Il bacio rappresenta però anche un prezioso alleato per la
salute
umana, al cui benessere contribuisce in modalità in alcuni casi
impensabili. Ecco 5 modi attraverso i quali scambiarsi questo tipo di
effusioni può portare dei benefici al proprio organismo.
Bacio: 5 motivi per cui fa bene
- Stimola il sistema immunitario dei partner e li
rende più resistenti alle malattie. Ciò avviene scambiandosi in media,
per ciascun bacio, circa 80 milioni di batteri appartenenti alla flora batterica orale.
Lo studio in merito è stato condotto dai ricercatori della Netherlands
Organisation for Applied Scientific Research e pubblicato sulla rivista
‘Open access microbioma’ a novembre 2014.
- Aiuta a ridurre il mal di testa favorendo il
rilascio da parte dell’organismo di dopamine ed endorfine, con il
risultato di attenuare il dolore e produrre un generale allentamento
della tensione.
- L’effetto precedente si traduce anche nell’azione terapeutica del bacio nei confronti di ansia e stress,
nonché della depressione.
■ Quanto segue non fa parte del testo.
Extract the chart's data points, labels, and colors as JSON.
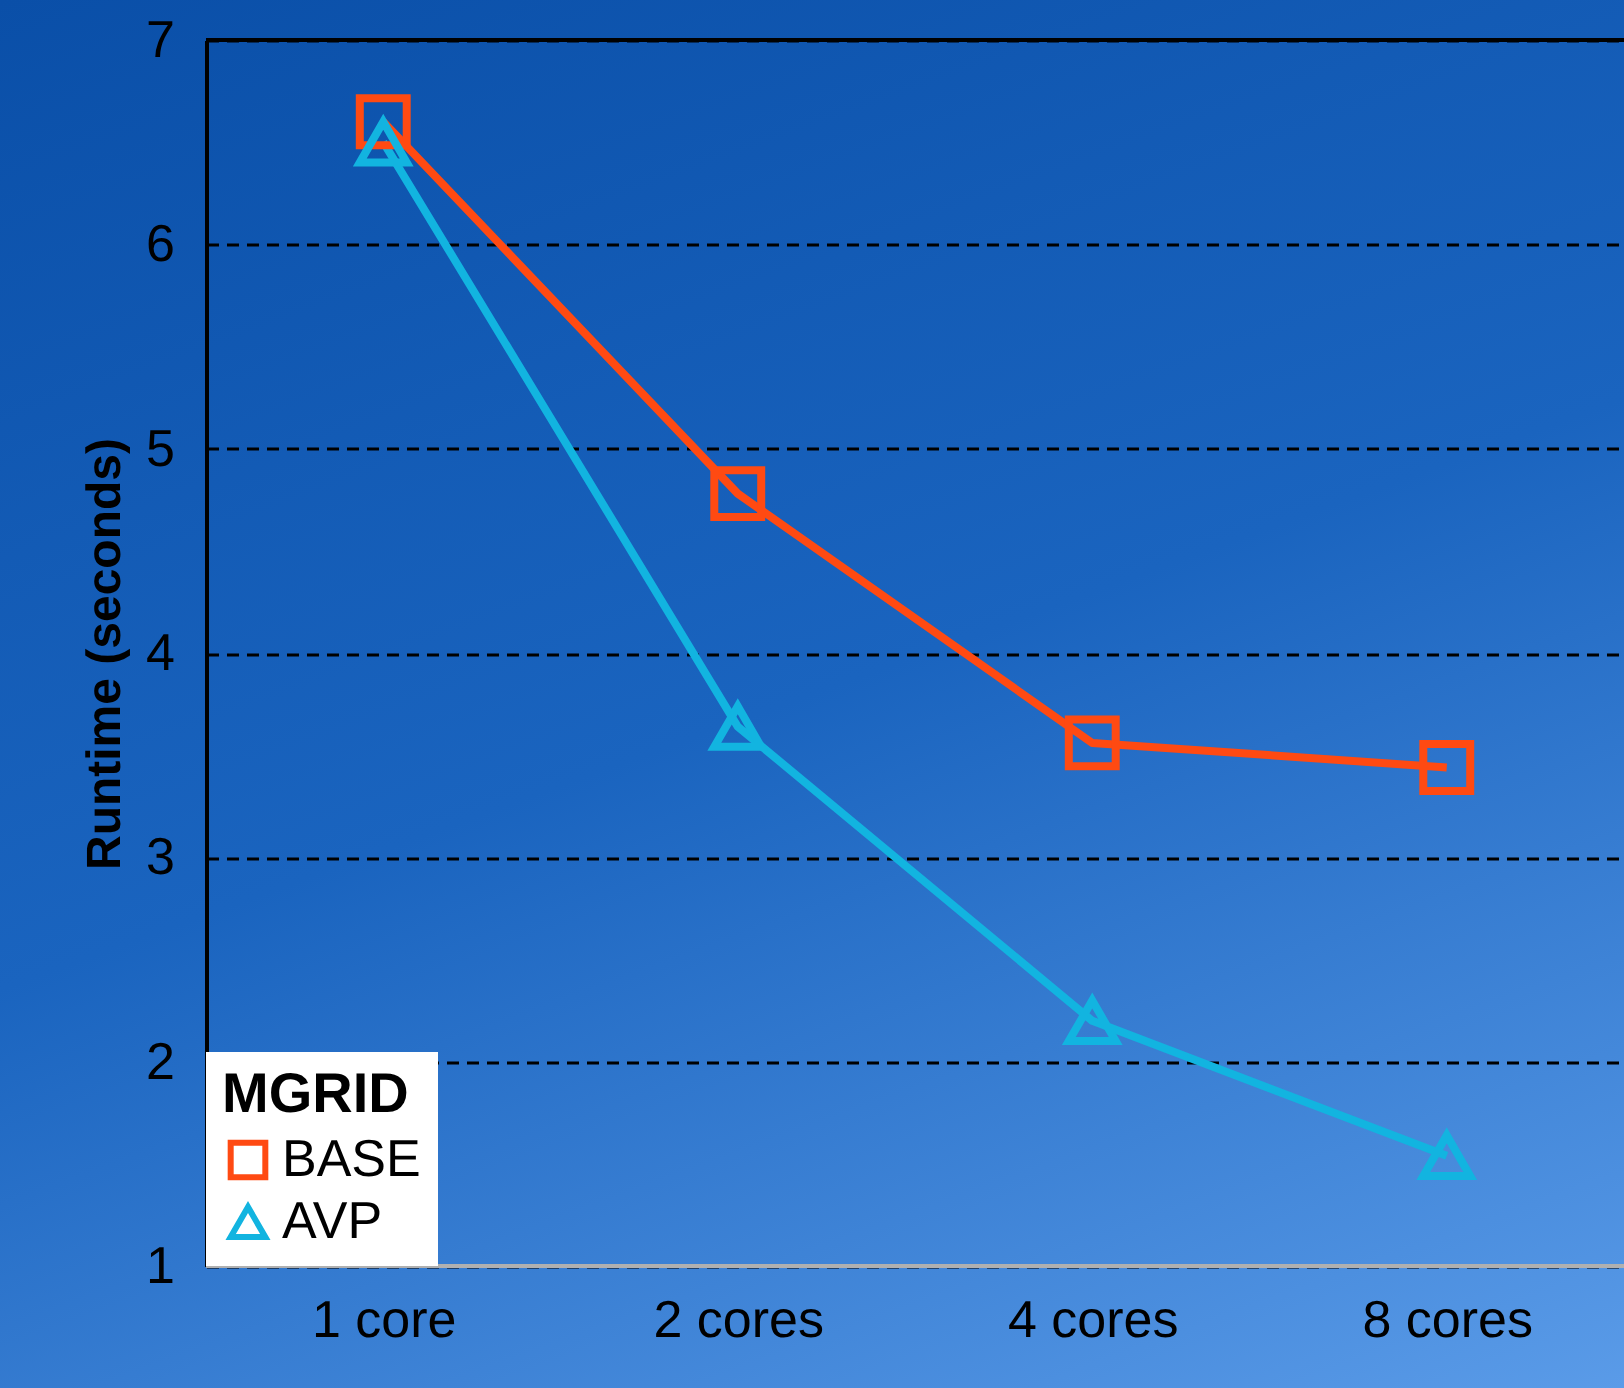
{
  "chart_data": {
    "type": "line",
    "ylabel": "Runtime (seconds)",
    "legend_title": "MGRID",
    "categories": [
      "1 core",
      "2 cores",
      "4 cores",
      "8 cores"
    ],
    "series": [
      {
        "name": "BASE",
        "color": "#ff4a12",
        "marker": "square",
        "values": [
          6.6,
          4.78,
          3.56,
          3.44
        ]
      },
      {
        "name": "AVP",
        "color": "#12b4e0",
        "marker": "triangle",
        "values": [
          6.5,
          3.64,
          2.2,
          1.54
        ]
      }
    ],
    "ylim": [
      1,
      7
    ],
    "yticks": [
      1,
      2,
      3,
      4,
      5,
      6,
      7
    ],
    "grid": "y",
    "line_style": "solid",
    "legend": "bottom left"
  }
}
A confermarlo uno studio guidato dal Prof.
Giuseppe Genovesi, docente di Endocrinologia presso l’Università La
Sapienza di Roma.
- Scambiarsi un bacio “alla francese” favorisce però anche un maggiore controllo del colesterolo
nel sangue, la cui produzione da parte del fegato risulta ridotta.
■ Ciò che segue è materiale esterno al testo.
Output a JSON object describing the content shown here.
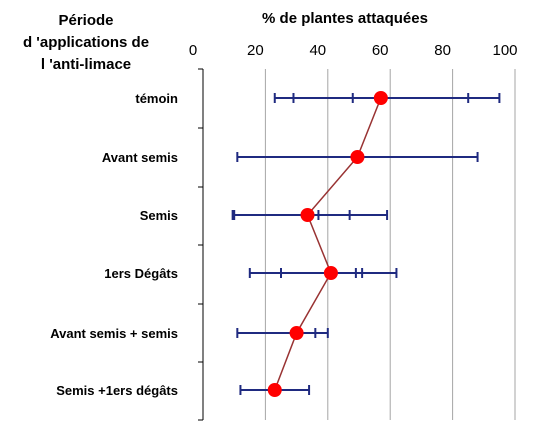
{
  "chart_data": {
    "type": "scatter",
    "orientation": "horizontal",
    "title": "% de plantes attaquées",
    "ylabel_lines": [
      "Période",
      "d 'applications de",
      "l 'anti-limace"
    ],
    "xlim": [
      0,
      100
    ],
    "xticks": [
      0,
      20,
      40,
      60,
      80,
      100
    ],
    "grid": "vertical",
    "categories": [
      "témoin",
      "Avant semis",
      "Semis",
      "1ers Dégâts",
      "Avant semis + semis",
      "Semis +1ers dégâts"
    ],
    "series": [
      {
        "values": [
          57,
          49.5,
          33.5,
          41,
          30,
          23
        ],
        "marker_color": "#ff0000",
        "line_color": "#993333"
      }
    ],
    "error_bars": [
      {
        "min": 23,
        "max": 95,
        "inner_ticks": [
          29,
          48,
          85
        ]
      },
      {
        "min": 11,
        "max": 88,
        "inner_ticks": []
      },
      {
        "min": 9.5,
        "max": 59,
        "inner_ticks": [
          10,
          37,
          47
        ]
      },
      {
        "min": 15,
        "max": 62,
        "inner_ticks": [
          25,
          49,
          51
        ]
      },
      {
        "min": 11,
        "max": 40,
        "inner_ticks": [
          36
        ]
      },
      {
        "min": 12,
        "max": 34,
        "inner_ticks": []
      }
    ],
    "error_bar_color": "#1f2a80"
  }
}
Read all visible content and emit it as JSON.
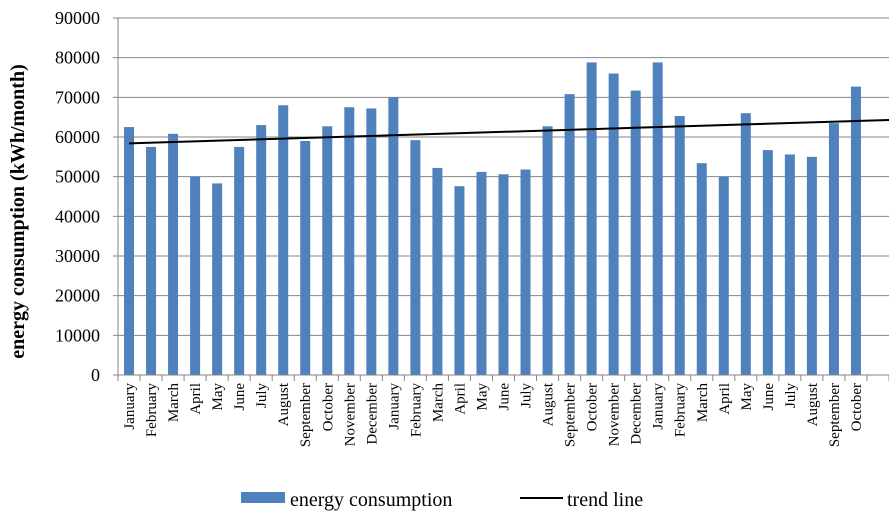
{
  "chart_data": {
    "type": "bar",
    "ylabel": "energy consumption (kWh/month)",
    "xlabel": "",
    "title": "",
    "ylim": [
      0,
      90000
    ],
    "yticks": [
      0,
      10000,
      20000,
      30000,
      40000,
      50000,
      60000,
      70000,
      80000,
      90000
    ],
    "categories": [
      "January",
      "February",
      "March",
      "April",
      "May",
      "June",
      "July",
      "August",
      "September",
      "October",
      "November",
      "December",
      "January",
      "February",
      "March",
      "April",
      "May",
      "June",
      "July",
      "August",
      "September",
      "October",
      "November",
      "December",
      "January",
      "February",
      "March",
      "April",
      "May",
      "June",
      "July",
      "August",
      "September",
      "October"
    ],
    "series": [
      {
        "name": "energy consumption",
        "kind": "bar",
        "color": "#4F81BD",
        "values": [
          62500,
          57500,
          60800,
          50000,
          48300,
          57500,
          63000,
          68000,
          59000,
          62700,
          67500,
          67200,
          70000,
          59200,
          52200,
          47600,
          51200,
          50600,
          51800,
          62700,
          70800,
          78800,
          76000,
          71700,
          78800,
          65300,
          53400,
          50000,
          66000,
          56700,
          55600,
          55000,
          63500,
          72700
        ]
      },
      {
        "name": "trend line",
        "kind": "line",
        "color": "#000000",
        "start": 58400,
        "end": 64200
      }
    ],
    "grid": true,
    "legend": "bottom"
  }
}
Questo avviene in seguito alla riduzione dei livelli di cortisolo, anche
detto “ormone dello stress”.
- I benefici derivanti dal bacio non potevano che interessare anche il
cavo orale. Il continuo scambio di saliva che si genera durante il
bacio aiuta a rimuovere germi e residui di cibo dai denti, favorendo una
maggiore protezione da carie e batteri.
Curiosità
Durante un bacio vengono utilizzati 29 muscoli facciali, favorendo una maggiore tonicità della pelle del viso. Questa apparirà inoltre più rilassata, oltre a beneficiare di un naturale effetto anti-rughe.
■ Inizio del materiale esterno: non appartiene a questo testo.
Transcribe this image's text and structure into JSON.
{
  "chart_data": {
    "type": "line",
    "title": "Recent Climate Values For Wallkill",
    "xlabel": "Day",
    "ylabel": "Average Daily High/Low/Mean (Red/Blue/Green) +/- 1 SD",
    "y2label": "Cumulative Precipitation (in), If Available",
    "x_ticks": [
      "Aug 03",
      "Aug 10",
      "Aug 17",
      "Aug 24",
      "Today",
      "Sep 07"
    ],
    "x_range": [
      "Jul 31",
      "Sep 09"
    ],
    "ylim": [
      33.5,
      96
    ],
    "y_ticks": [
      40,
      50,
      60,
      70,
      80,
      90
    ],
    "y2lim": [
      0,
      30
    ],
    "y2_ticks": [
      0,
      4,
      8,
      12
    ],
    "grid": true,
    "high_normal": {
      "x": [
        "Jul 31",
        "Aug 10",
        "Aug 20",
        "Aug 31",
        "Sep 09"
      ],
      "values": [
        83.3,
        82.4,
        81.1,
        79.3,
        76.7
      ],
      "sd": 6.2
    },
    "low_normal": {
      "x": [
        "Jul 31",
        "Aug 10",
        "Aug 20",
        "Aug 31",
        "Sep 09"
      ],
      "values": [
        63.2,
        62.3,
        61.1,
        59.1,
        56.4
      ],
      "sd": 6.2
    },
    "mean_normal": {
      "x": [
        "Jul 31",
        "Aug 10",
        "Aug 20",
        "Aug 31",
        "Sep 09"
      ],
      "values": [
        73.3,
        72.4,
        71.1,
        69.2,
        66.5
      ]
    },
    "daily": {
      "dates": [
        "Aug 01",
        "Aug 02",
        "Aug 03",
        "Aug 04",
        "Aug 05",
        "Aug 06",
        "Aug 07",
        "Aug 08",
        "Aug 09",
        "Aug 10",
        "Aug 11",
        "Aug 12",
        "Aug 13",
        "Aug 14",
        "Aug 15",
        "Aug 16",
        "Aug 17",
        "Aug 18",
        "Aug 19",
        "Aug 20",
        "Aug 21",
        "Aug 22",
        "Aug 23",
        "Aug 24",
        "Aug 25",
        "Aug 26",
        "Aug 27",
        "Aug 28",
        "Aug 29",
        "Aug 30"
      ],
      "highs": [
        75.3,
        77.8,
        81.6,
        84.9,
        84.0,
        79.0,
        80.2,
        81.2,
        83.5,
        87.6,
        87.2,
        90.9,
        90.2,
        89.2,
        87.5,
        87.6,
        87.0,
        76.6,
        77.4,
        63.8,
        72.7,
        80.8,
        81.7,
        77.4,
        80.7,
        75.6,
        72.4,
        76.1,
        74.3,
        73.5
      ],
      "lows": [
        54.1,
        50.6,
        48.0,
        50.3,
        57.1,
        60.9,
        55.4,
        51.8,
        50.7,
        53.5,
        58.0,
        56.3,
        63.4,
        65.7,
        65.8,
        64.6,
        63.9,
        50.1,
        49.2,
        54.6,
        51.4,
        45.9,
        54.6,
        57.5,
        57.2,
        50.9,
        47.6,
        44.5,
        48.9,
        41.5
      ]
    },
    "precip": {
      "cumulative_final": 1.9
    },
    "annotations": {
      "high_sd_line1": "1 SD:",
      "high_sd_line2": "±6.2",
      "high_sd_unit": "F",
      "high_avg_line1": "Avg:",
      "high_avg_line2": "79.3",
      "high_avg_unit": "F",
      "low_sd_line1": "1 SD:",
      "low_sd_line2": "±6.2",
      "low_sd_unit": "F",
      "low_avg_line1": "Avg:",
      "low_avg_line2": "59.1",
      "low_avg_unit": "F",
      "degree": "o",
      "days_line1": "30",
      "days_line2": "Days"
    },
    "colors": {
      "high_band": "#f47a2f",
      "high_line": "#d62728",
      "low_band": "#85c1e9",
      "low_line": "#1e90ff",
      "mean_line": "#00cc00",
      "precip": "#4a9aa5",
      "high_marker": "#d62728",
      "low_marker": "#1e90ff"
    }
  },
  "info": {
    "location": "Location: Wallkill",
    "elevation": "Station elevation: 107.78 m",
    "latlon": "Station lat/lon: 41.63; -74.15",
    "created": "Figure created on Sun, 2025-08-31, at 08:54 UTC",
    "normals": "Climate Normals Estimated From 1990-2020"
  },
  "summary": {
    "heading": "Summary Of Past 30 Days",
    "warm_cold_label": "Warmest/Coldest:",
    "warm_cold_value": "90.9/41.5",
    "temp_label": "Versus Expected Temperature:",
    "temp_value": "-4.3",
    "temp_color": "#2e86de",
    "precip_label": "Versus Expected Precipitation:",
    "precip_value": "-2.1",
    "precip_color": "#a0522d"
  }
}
Celebre nell’arte è Il bacio dell’italiano Francesco Hayez, realizzato nel 1859 e conservato nella Pinacoteca di Brera, così come Il Bacio di Gustav Klimt, 1907-1908 e conservato presso la Österreichische Galerie Belvedere di Vienna.
Per quanto riguarda la letteratura non nuoce ricordare quello tra Paolo e Francesca, di dantesca memoria, che rappresenta uno dei momenti più alti del viaggio di Dante attraverso l’Inferno.
Il bacio scambiato a New York, immortalato dall’obiettivo di Alfred
Eisenstaedt, tra il marinaio e l’infermiera al termine della Seconda
Guerra Mondiale (divenuto noto come “Kiss in Times Square“)
avvenne tra due sconosciuti e fa parte di un set di 4 immagini che
ritraevano l’estemporanea coppia in quel celebre momento di passione. Fu
invece uno scatto a pagamento, costato 500 franchi, quello che Robert Doisneau realizzò presso l’Hôtel de Ville di Parigi.
Quel che in Occidente può sembrare normale tende ad assumere
connotati differenti presso altre culture. Ne sono due esempi quella
tradizionale cinese, che lo bandisce in quanto anti-igienico, o quella giapponese,
che lo ritiene un segno di maleducazione qualora sia praticato in
pubblico. Più netta la posizione nei confronti del bacio espressa dalla cultura Masai, che lo giudica un atto impuro."